В этой истории меня тревожило, почему остается в стороне Грачев. Завтра может вспыхнуть гражданская война, а министра обороны нет в числе исполнителей. Около полуночи отыскиваю его по спецсвязи. Кажется, на даче в Завидове.

— Павел Сергеевич, тебе президент звонил?

— По какому вопросу?

— По вопросу предстоящих задач.

— Каких задач?

— А ты у него был сегодня?

— Не был.

— И ты не знаешь о решении президента?

— Нет, не знаю. Правда, был один звонок. Он спросил, поддержу ли я при необходимости Куликова. Я ответил: «Конечно, поддержу. Мы с ним друзья, однокашники».
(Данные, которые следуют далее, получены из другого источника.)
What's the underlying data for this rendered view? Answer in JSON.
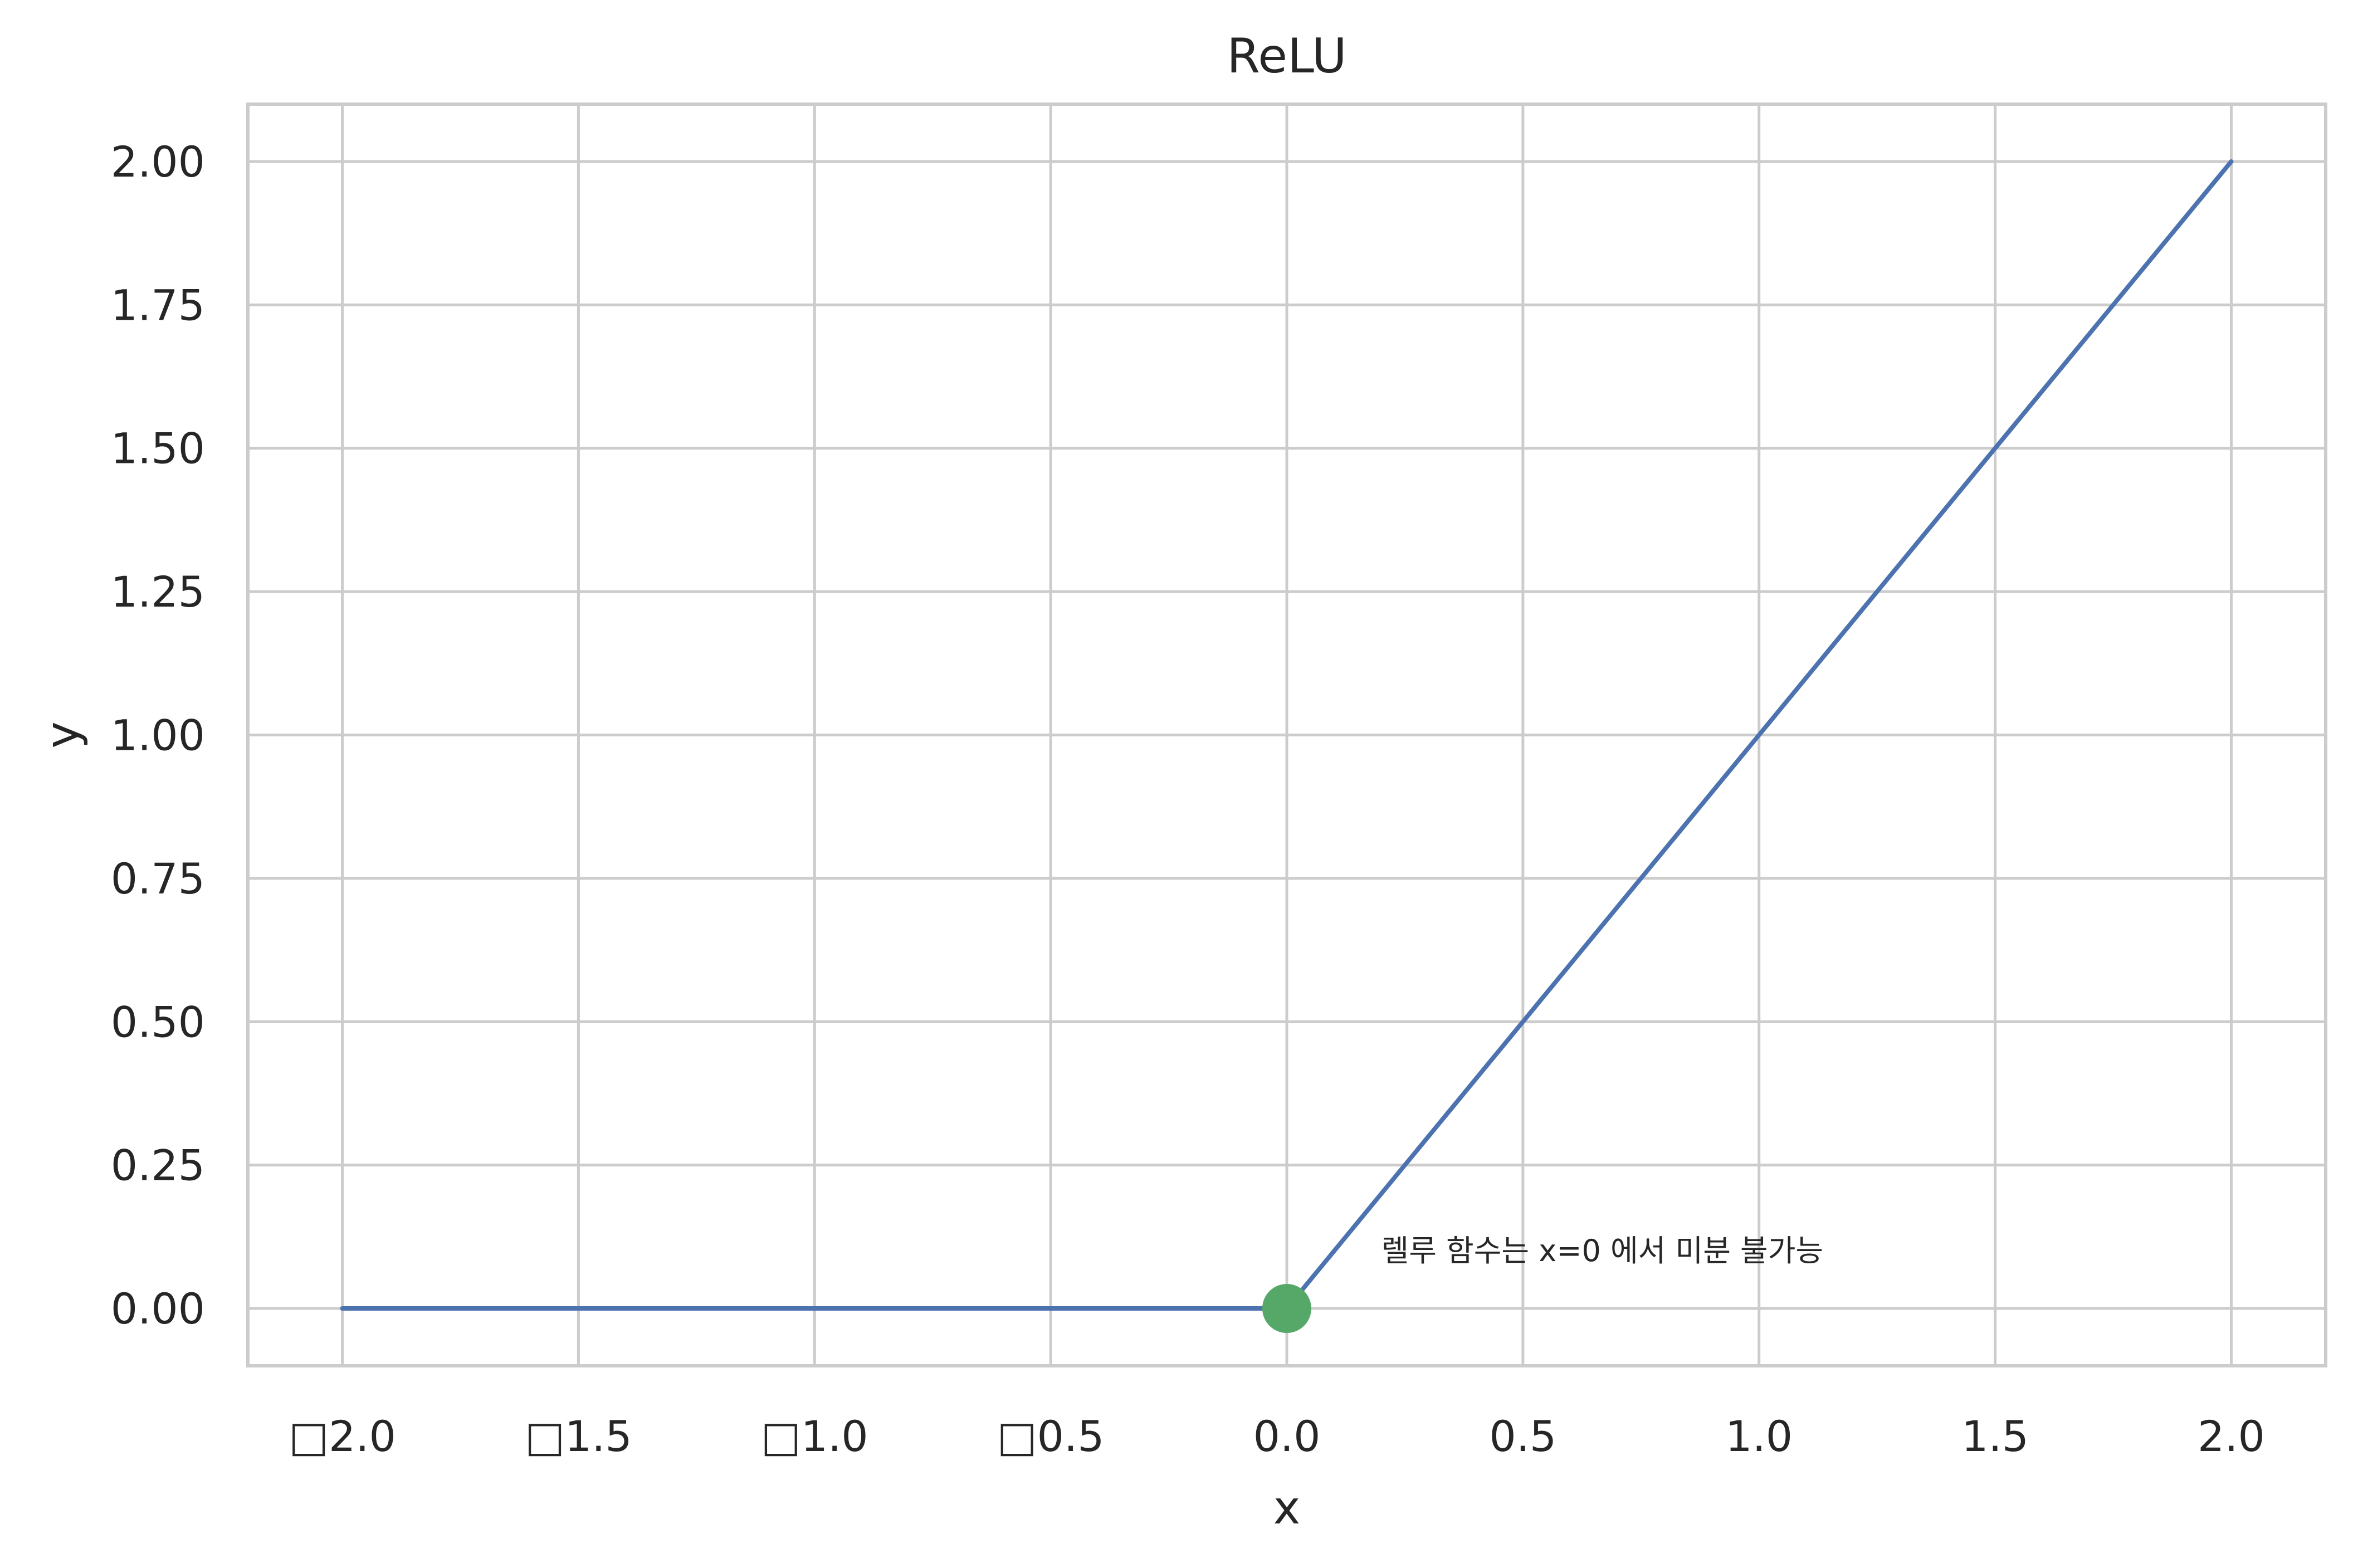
{
  "chart_data": {
    "type": "line",
    "title": "ReLU",
    "xlabel": "x",
    "ylabel": "y",
    "xlim": [
      -2.2,
      2.2
    ],
    "ylim": [
      -0.1,
      2.1
    ],
    "x_ticks": [
      -2.0,
      -1.5,
      -1.0,
      -0.5,
      0.0,
      0.5,
      1.0,
      1.5,
      2.0
    ],
    "x_tick_labels": [
      "□2.0",
      "□1.5",
      "□1.0",
      "□0.5",
      "0.0",
      "0.5",
      "1.0",
      "1.5",
      "2.0"
    ],
    "y_ticks": [
      0.0,
      0.25,
      0.5,
      0.75,
      1.0,
      1.25,
      1.5,
      1.75,
      2.0
    ],
    "y_tick_labels": [
      "0.00",
      "0.25",
      "0.50",
      "0.75",
      "1.00",
      "1.25",
      "1.50",
      "1.75",
      "2.00"
    ],
    "grid": true,
    "series": [
      {
        "x": [
          -2.0,
          -1.5,
          -1.0,
          -0.5,
          0.0,
          0.5,
          1.0,
          1.5,
          2.0
        ],
        "y": [
          0.0,
          0.0,
          0.0,
          0.0,
          0.0,
          0.5,
          1.0,
          1.5,
          2.0
        ],
        "color": "#4c72b0"
      }
    ],
    "points": [
      {
        "x": 0.0,
        "y": 0.0,
        "color": "#55a868"
      }
    ],
    "annotation": {
      "text": "렐루 함수는 x=0 에서 미분 불가능",
      "x": 0.2,
      "y": 0.1
    }
  }
}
Я рассмеялся и пожелал Павлу спокойной ночи. Через несколько минут позвонил Черномырдин. «Ну как, Анатолий?» Признался, что дела плохи, в 6 утра президент снова собирает исполнителей. Похоже, для оглашения указа. По молчанию Виктора Степановича понял, что его не звали, как и Грачева. «Наверное, и я завтра подъеду», — сказал он неуверенно. «Давайте встретимся минут за 10 до начала», — попросил я премьера.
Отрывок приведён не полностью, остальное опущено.